Лабиринт Химеры - Антон Чиж
Шрифт:
Интервал:
Закладка:
Времени не было. Счет его потерян. Времени не будет никогда.
Ванзаров был во тьме. И тьма объяла его. Не было ни страха, ни боли, ни страданий. Как будто он пребывал в пустоте, где нет никаких мучений, а есть только покой и бесконечность. Где-то крутились шестеренки механизма, быть может, он был одной из них или уже выпал, соскочив с плохо смазанного вала. Он не знал, спит ли, который час, темно или светло там, где его нет. Сюда не долетали звуки. Тишина была всем, что его окружает.
Ванзаров не знал, есть ли он. А если он есть, есть ли на самом деле. Не было движения, и мышцы не просили, чтобы им дали волю. Тот, кто был Ванзаровым, не помнил, как пользоваться членами. Он не знал, есть ли у него телесные члены. Принадлежат ли они ему. В пустоте не знаешь: пустота вошла в тебя или ты и есть пустота.
Он пробовал сделать движение и не понимал, двинулся или только подумал, что двинулся. Правый локоть ощутил сопротивление и куда продвинулся, но каким было то, куда он продвинулся, — мягкое или жесткое, холодное или горячее, острое или тупое — не знал ни локоть, ни Ванзаров.
Ванзаров даже не знал, есть ли у него локоть. Или пятки. Что-то там, где, он предполагал, находится низ. Или это не низ вовсе? То, что осталось у него не до конца съеденным тьмой, было мыслью. Он стал щупать себя мыслью, он держался за мысль, как жертва кораблекрушения держится за обломок мачты.
Вначале надо определить положение. Он стоит, сидит или лежит? Под спиной, на всю длину до ступней, что-то было. Надо предположить, что это низ. Ничем иным это быть не может. Вот только Ванзаров не был уверен, что все тело его лежит. Потому что у него не было тела. Оно жило само по себе, а потому мысль и сознание не могли нашарить его во тьме. Если бы можно было потрогать себя за нос, ущипнуть или почесать, то наверняка он определил бы стороны света. Хотя зачем стороны света, если никуда не двигаться. Или он уже двигается?

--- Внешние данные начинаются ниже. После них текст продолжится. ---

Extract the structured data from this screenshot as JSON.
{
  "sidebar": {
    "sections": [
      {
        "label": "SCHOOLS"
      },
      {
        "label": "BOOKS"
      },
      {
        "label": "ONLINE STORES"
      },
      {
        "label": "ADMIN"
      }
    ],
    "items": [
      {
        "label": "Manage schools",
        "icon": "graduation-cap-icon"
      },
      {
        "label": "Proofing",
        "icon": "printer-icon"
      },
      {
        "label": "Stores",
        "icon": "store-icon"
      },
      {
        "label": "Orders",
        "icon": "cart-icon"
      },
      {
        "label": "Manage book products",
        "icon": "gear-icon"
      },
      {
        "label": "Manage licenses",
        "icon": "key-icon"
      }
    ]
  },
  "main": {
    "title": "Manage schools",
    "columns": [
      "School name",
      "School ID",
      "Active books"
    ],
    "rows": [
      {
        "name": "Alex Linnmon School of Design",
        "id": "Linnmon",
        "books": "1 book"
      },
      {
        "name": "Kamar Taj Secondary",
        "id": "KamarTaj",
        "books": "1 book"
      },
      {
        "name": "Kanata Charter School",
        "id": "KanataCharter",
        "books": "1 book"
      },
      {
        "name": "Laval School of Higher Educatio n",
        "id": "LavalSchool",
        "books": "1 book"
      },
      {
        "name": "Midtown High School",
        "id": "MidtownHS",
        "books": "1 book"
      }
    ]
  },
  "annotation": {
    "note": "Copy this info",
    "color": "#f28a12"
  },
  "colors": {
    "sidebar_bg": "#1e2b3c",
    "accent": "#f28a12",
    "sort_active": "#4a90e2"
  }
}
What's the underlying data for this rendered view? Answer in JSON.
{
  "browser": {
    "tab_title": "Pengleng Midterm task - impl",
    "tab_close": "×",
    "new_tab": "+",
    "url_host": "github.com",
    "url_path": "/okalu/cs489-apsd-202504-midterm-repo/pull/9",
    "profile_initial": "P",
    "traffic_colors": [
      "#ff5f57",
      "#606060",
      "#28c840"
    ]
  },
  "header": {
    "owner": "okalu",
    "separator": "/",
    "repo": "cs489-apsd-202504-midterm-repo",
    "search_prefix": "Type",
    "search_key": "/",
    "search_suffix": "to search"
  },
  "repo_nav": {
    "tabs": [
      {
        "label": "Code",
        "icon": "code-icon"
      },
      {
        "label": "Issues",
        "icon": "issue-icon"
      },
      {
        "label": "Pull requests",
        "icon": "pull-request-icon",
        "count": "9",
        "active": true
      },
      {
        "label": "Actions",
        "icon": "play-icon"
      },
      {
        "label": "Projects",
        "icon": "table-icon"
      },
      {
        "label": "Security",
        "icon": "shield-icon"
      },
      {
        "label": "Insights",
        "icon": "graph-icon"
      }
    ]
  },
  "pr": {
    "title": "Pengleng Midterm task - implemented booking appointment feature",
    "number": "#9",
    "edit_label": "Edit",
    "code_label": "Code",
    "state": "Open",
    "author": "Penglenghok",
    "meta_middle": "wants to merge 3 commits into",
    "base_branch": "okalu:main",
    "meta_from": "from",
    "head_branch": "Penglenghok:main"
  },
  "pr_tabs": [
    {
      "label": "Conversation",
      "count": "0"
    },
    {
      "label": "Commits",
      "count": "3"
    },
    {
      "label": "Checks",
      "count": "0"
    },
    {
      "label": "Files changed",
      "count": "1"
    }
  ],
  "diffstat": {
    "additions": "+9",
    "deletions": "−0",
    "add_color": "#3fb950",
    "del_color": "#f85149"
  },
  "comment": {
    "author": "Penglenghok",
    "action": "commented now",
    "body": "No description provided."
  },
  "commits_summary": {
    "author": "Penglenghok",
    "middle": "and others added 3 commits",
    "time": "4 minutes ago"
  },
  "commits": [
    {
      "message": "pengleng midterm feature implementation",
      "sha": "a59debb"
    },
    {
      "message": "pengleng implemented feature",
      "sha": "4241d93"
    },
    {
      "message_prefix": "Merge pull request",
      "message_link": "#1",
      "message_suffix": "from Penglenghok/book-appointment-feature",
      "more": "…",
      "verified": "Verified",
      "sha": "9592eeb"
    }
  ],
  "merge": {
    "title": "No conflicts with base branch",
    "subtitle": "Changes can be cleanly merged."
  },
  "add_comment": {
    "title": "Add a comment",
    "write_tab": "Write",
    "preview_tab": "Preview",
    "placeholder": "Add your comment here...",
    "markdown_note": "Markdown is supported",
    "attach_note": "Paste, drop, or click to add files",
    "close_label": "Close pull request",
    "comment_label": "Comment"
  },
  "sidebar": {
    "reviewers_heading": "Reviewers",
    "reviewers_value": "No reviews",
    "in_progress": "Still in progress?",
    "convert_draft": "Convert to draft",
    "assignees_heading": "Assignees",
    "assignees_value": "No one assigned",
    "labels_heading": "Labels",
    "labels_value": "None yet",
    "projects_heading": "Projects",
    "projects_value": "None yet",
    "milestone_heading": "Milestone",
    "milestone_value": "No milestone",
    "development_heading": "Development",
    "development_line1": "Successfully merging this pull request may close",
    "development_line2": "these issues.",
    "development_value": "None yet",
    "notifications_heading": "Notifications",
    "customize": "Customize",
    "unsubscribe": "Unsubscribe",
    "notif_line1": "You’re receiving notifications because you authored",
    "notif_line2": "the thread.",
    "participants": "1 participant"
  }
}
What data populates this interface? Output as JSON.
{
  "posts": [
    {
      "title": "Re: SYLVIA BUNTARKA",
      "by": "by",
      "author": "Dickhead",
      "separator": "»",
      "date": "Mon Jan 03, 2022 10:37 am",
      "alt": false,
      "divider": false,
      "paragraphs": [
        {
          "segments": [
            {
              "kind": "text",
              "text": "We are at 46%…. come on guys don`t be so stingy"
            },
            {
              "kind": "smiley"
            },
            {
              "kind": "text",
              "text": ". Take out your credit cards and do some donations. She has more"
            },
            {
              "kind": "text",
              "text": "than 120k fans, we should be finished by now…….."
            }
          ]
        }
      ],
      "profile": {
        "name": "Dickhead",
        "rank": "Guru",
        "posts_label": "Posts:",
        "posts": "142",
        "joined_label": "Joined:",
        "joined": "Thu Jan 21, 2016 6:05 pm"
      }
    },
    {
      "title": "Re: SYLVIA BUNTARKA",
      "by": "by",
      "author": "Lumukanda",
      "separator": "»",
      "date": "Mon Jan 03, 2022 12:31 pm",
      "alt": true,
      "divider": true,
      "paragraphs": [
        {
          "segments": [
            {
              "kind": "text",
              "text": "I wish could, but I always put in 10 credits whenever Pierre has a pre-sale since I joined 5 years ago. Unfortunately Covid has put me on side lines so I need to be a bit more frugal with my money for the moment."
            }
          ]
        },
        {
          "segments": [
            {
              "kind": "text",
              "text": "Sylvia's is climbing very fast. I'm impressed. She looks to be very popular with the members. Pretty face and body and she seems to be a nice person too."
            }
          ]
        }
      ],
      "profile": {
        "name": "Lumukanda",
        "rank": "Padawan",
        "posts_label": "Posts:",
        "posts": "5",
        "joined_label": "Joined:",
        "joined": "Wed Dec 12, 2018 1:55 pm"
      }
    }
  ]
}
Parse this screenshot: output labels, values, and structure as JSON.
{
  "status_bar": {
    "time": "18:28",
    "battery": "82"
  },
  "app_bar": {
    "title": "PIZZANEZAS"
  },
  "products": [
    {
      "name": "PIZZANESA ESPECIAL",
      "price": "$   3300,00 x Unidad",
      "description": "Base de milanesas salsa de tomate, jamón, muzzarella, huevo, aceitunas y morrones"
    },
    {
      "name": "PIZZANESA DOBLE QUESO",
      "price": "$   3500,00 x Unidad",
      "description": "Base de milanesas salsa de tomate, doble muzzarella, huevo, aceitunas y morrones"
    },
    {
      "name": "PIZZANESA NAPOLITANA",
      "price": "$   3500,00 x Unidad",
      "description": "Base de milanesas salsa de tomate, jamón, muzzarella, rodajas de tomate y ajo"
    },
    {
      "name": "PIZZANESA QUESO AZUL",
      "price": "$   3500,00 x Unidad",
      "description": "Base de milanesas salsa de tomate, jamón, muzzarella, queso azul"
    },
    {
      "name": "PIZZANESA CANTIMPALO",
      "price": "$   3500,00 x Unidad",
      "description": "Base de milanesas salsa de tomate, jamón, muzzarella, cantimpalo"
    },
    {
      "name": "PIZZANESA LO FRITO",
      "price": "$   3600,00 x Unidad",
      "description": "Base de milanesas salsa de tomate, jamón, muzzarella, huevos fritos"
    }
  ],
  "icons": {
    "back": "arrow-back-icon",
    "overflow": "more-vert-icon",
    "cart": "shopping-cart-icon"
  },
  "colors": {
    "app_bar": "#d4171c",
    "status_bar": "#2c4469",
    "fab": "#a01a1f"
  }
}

Быть может, это и есть конец? Быть может, так выглядит смерть, когда ты знаешь, что ты еще есть, и при этом знаешь, что тебя уже нет. Это вот та самая вечность? Та, которой пугал Достоевский — с пыльным углом и паутиной? Если он, Родион Ванзаров, умер, то как он может тогда рассуждать и спорить с собой? А разве смерть может помешать его душе говорить с собой? И разве душа остается, когда тела нет? Куда же ей, бедной, деться? Вот так и витает в пустоте. Как он сейчас. Так что да, похоже на смерть. Когда ничего нет ни вовне, ни снаружи.
Ванзаров постарался определить, дышит он или не дышит. Не было зеркальца, чтобы увидеть на стекле прозрачный туман. Не было тумана, не было ничего. Нет, он не жив и не мертв, он мертво-живой, или живо-мертвый. Хотя это не более, чем предположение, чтобы провести остаток вечности наедине с собой.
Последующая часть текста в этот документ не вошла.